Concessions over 42 day pre charge limit
Gordon Brown has little real concept of what is good for the country because his mind is too pre-occupied by what is good for him and his government - in a nutshell he will do anything to retain power.
Hence, the growing suspicions about possible concessions in the fifth anti-terrorism Bill since 2000, Brown and Jacqui Smith appear to have conjured up a form of legislation which they hope will placate members of the Parliamentary Labour Party and involve bail and electronic tagging after 28 days. Having headed off Labour rebels who threatened to defeat the Finance Bill over the 10p tax rate it seems incredible that Smith and Brown can somehow offer backdating of your life if we happen to detain you for longer than 28 days without a charge
Either “charge or release” says Shami Chakrabarti, and don’t put “reserve powers” into the hands of the DPP, a Chief Constable, and the Home Secretary, because if you do, any decisions they make about exceptional circumstances will soon be seen as a precedent by some judges and illegal by others, seeing as the decisions were not voted upon by Parliament. This clause is not something that is worth losing a fight over Mr. Brown, for the sake of national unity, and to improve the chances of intelligence gathering among minority communities, and improving the success rate of police recruitment in these communities, you must drop the notion altogether!
We already have a period of pre-charge detention which is longer than that in the majority of western liberal democracies, we really have no need for an extension, and the DPP has already confirmed this and many parliamentarians of all colours are deeply disturbed by the prospects of building the apparatus of a police state. Let it go!
Wise sage Simon Jenkins argues that the raft of anti-terror measures recently taken on board are having the effect of killing the British justice system, and that only a handful of judges are protecting our centuries old liberties from an executive determined to chip them away bit by bit in the poorly (but aptly) named TWAT - The War Against Terror. His article outlines some the more bizarre and ridiculous cases which have come before British courts in recent years
Every prediction that Britain’s burgeoning terrorism laws would pollute justice is vindicated by these cases. The concept of preemptive imprisonment, like that of preemptive war, should have no place in an open society. Yet it tallies with revelations last week that ministers, who claim to be in control of security, no longer regard lawyer/client relations as sacred and that prison interviews are routinely bugged by the police. Officers who object, such as the whistleblower Mark Kearney, can expect to lose their jobs. The authorities now have extraordinary powers to arrest and convict Britons on evidence that may be tainted by American interrogation techniques or by the sheer ignorance of the police and security services.

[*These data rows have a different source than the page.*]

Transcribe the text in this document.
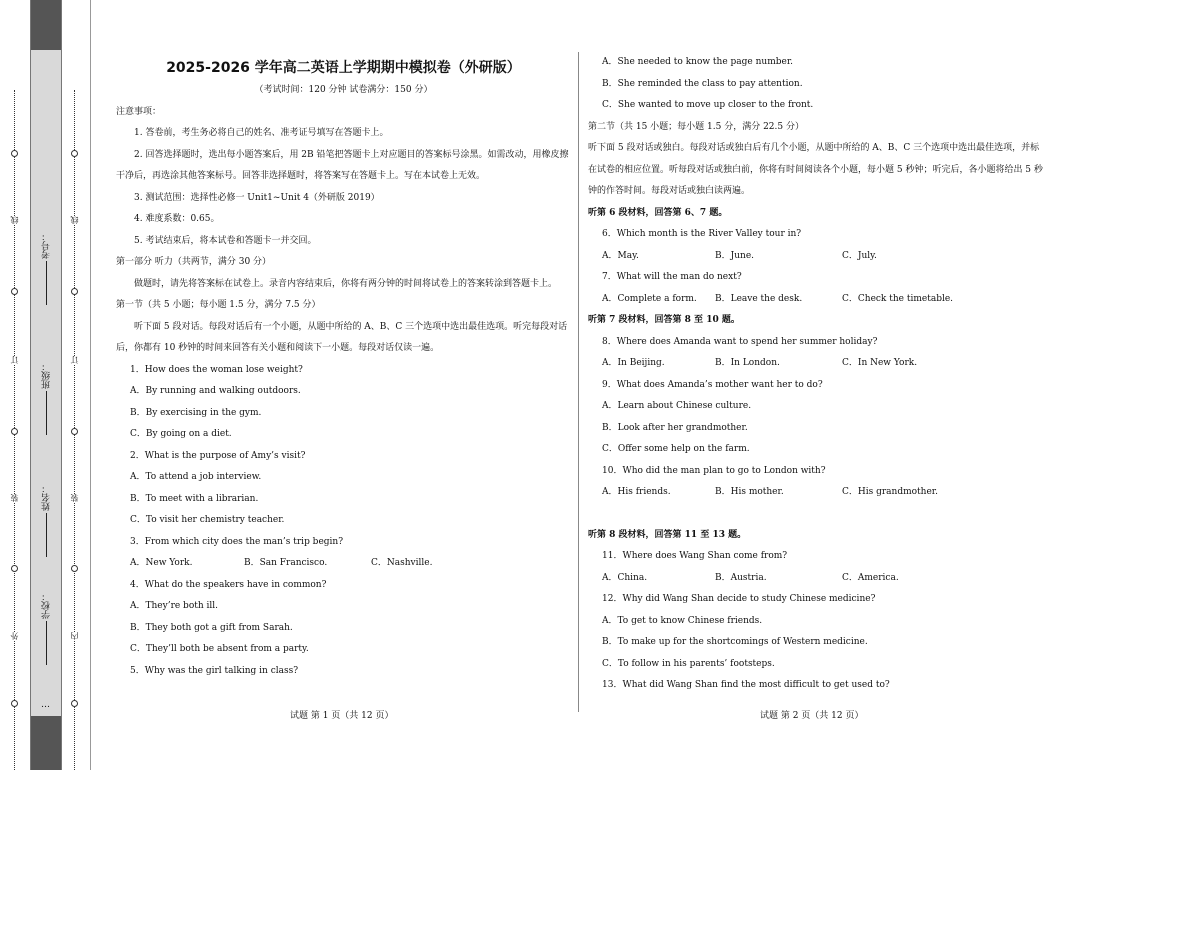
线
订
装
外
线
订
装
内
考号：
班级：
姓名：
学校：
…
2025-2026 学年高二英语上学期期中模拟卷（外研版）
（考试时间：120 分钟 试卷满分：150 分）

注意事项：

1. 答卷前，考生务必将自己的姓名、准考证号填写在答题卡上。

2. 回答选择题时，选出每小题答案后，用 2B 铅笔把答题卡上对应题目的答案标号涂黑。如需改动，用橡皮擦干净后，再选涂其他答案标号。回答非选择题时，将答案写在答题卡上。写在本试卷上无效。

3. 测试范围：选择性必修一 Unit1~Unit 4（外研版 2019）

4. 难度系数：0.65。

5. 考试结束后，将本试卷和答题卡一并交回。

第一部分 听力（共两节，满分 30 分）

做题时，请先将答案标在试卷上。录音内容结束后，你将有两分钟的时间将试卷上的答案转涂到答题卡上。

第一节（共 5 小题；每小题 1.5 分，满分 7.5 分）

听下面 5 段对话。每段对话后有一个小题，从题中所给的 A、B、C 三个选项中选出最佳选项。听完每段对话后，你都有 10 秒钟的时间来回答有关小题和阅读下一小题。每段对话仅读一遍。

1．How does the woman lose weight?

A．By running and walking outdoors.

B．By exercising in the gym.

C．By going on a diet.

2．What is the purpose of Amy’s visit?

A．To attend a job interview.

B．To meet with a librarian.

C．To visit her chemistry teacher.

3．From which city does the man’s trip begin?

A．New York.	B．San Francisco.	C．Nashville.

4．What do the speakers have in common?

A．They’re both ill.

B．They both got a gift from Sarah.

C．They’ll both be absent from a party.

5．Why was the girl talking in class?

A．She needed to know the page number.

B．She reminded the class to pay attention.

C．She wanted to move up closer to the front.

第二节（共 15 小题；每小题 1.5 分，满分 22.5 分）

听下面 5 段对话或独白。每段对话或独白后有几个小题，从题中所给的 A、B、C 三个选项中选出最佳选项，并标在试卷的相应位置。听每段对话或独白前，你将有时间阅读各个小题，每小题 5 秒钟；听完后，各小题将给出 5 秒钟的作答时间。每段对话或独白读两遍。

听第 6 段材料，回答第 6、7 题。

6．Which month is the River Valley tour in?

A．May.	B．June.	C．July.

7．What will the man do next?

A．Complete a form.	B．Leave the desk.	C．Check the timetable.

听第 7 段材料，回答第 8 至 10 题。

8．Where does Amanda want to spend her summer holiday?

A．In Beijing.	B．In London.	C．In New York.

9．What does Amanda’s mother want her to do?

A．Learn about Chinese culture.

B．Look after her grandmother.

C．Offer some help on the farm.

10．Who did the man plan to go to London with?

A．His friends.	B．His mother.	C．His grandmother.

听第 8 段材料，回答第 11 至 13 题。

11．Where does Wang Shan come from?

A．China.	B．Austria.	C．America.

12．Why did Wang Shan decide to study Chinese medicine?

A．To get to know Chinese friends.

B．To make up for the shortcomings of Western medicine.

C．To follow in his parents’ footsteps.

13．What did Wang Shan find the most difficult to get used to?

试题 第 1 页（共 12 页）	试题 第 2 页（共 12 页）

It is to this secret establishment that Smith wants to give discretionary power to incarcerate suspects without charge for an undecided number of months. It is this establishment that is still determined not to reveal the extent of its wiretap activities in court. It is this that has equipped Britain with the most extensive network of surveillance in the free world. It is this that intends to computerise the personal, occupational, medical and family records of the entire nation, on bases that everyone knows will be insecure.
It is time that we stood back and took a calm and collected look at what is perceived to be “the threat” that Brown, and Blair before him told us we needed protecting against. Whatever it is, it can be nowhere near as great as the the threat we faced in 1939 with millions of heavily armed German forces facing us across the English Channel, yet Parliament, even then, was reluctant to introduce internment (for the safety of those who were on the wrong side of the ideological fence) and certainly did not introduce laws that removed the requirement to bring a criminal charge within a reasonable time. Neither in the 1970’s and 80’s did we need such draconian liberty threatening methods to deal with the bombers from Ireland, yet their threat was there, and probably in larger measures than we have seen since 9/11 in this country.

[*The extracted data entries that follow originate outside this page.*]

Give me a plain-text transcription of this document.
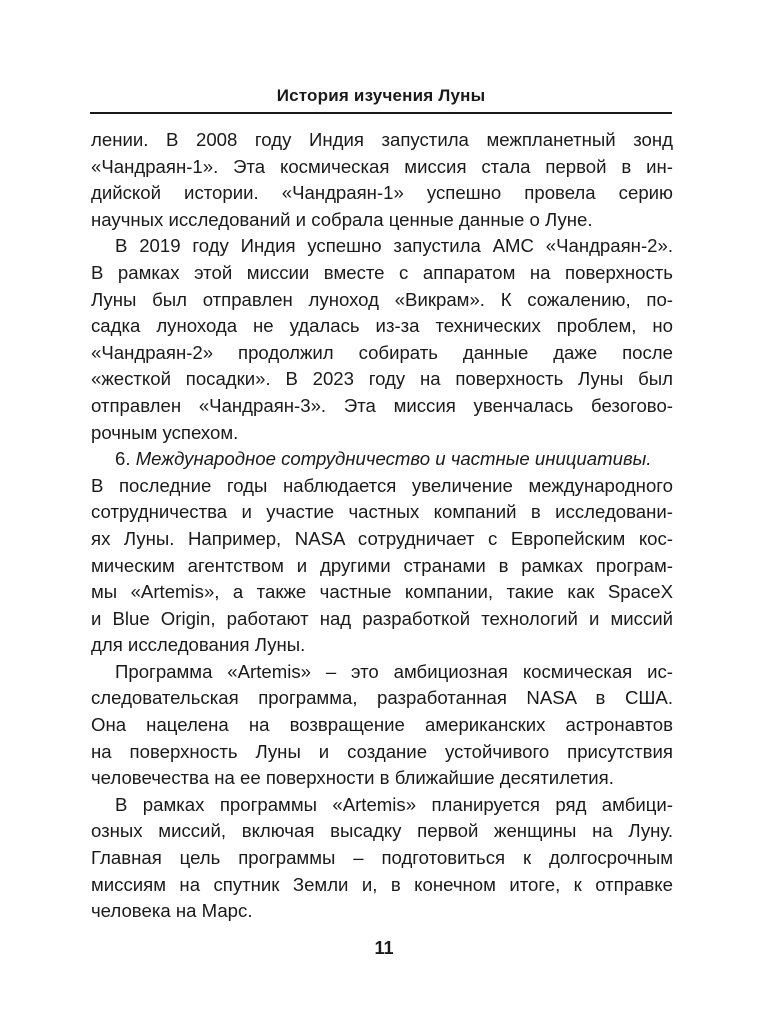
История изучения Луны
лении. В 2008 году Индия запустила межпланетный зонд
«Чандраян-1». Эта космическая миссия стала первой в ин-
дийской истории. «Чандраян-1» успешно провела серию
научных исследований и собрала ценные данные о Луне.
В 2019 году Индия успешно запустила АМС «Чандраян-2».
В рамках этой миссии вместе с аппаратом на поверхность
Луны был отправлен луноход «Викрам». К сожалению, по-
садка лунохода не удалась из-за технических проблем, но
«Чандраян-2» продолжил собирать данные даже после
«жесткой посадки». В 2023 году на поверхность Луны был
отправлен «Чандраян-3». Эта миссия увенчалась безогово-
рочным успехом.
6. Международное сотрудничество и частные инициативы.
В последние годы наблюдается увеличение международного
сотрудничества и участие частных компаний в исследовани-
ях Луны. Например, NASA сотрудничает с Европейским кос-
мическим агентством и другими странами в рамках програм-
мы «Artemis», а также частные компании, такие как SpaceX
и Blue Origin, работают над разработкой технологий и миссий
для исследования Луны.
Программа «Artemis» – это амбициозная космическая ис-
следовательская программа, разработанная NASA в США.
Она нацелена на возвращение американских астронавтов
на поверхность Луны и создание устойчивого присутствия
человечества на ее поверхности в ближайшие десятилетия.
В рамках программы «Artemis» планируется ряд амбици-
озных миссий, включая высадку первой женщины на Луну.
Главная цель программы – подготовиться к долгосрочным
миссиям на спутник Земли и, в конечном итоге, к отправке
человека на Марс.
11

No serious person can imagine a Britain conquered and ruled by fundamentalist Islam. It is pure fiction. Any fanatic can set off bombs, as once could the Irish. The cult of the suicide bomber enhances the menace of explosive devices and that requires more assiduous policing. But such few bombs as get through are the price we pay for a free society. Democracy is never a free lunch.
Yet Blair and Brown keep repeating the mantra that we should not allow the “threat” to destroy British values and democracy, perhaps that’s why the government is taking away the choice and doing it for them? Using legislations that destroys centuries of liberties for the sake of an ill defined “threat”.

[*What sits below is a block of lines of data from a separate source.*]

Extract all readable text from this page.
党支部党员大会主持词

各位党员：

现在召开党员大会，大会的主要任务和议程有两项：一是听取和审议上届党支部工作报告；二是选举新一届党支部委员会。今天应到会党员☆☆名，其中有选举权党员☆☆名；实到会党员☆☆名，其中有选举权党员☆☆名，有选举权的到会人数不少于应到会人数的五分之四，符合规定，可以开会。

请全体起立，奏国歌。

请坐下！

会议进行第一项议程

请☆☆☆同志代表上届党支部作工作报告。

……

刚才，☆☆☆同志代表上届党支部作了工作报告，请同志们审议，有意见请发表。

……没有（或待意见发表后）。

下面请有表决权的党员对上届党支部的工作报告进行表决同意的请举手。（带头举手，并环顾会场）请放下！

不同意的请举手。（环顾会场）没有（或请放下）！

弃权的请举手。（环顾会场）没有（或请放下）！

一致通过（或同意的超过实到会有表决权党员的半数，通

A final word from Mr. Jenkins, with whom I am in almost complete agreement;
But none of this justifies collapsing the values of justice and fairness on which British law has long been based. The paradox, espoused by the present government and mostly unchallenged by the opposition, that defending values requires infringing them, is unjustified. That habeas corpus must be restricted, that mens rea must be suspended, that reading and talking and thinking can be crimes, all are ideas so abhorrent to British people that one might imagine them the product of an Al-Qaeda plot inside the Home Office.
This week the only conclusion I can reach is one I would never have predicted. Thank goodness for judges with the guts to save British values from the present crop of British politicians.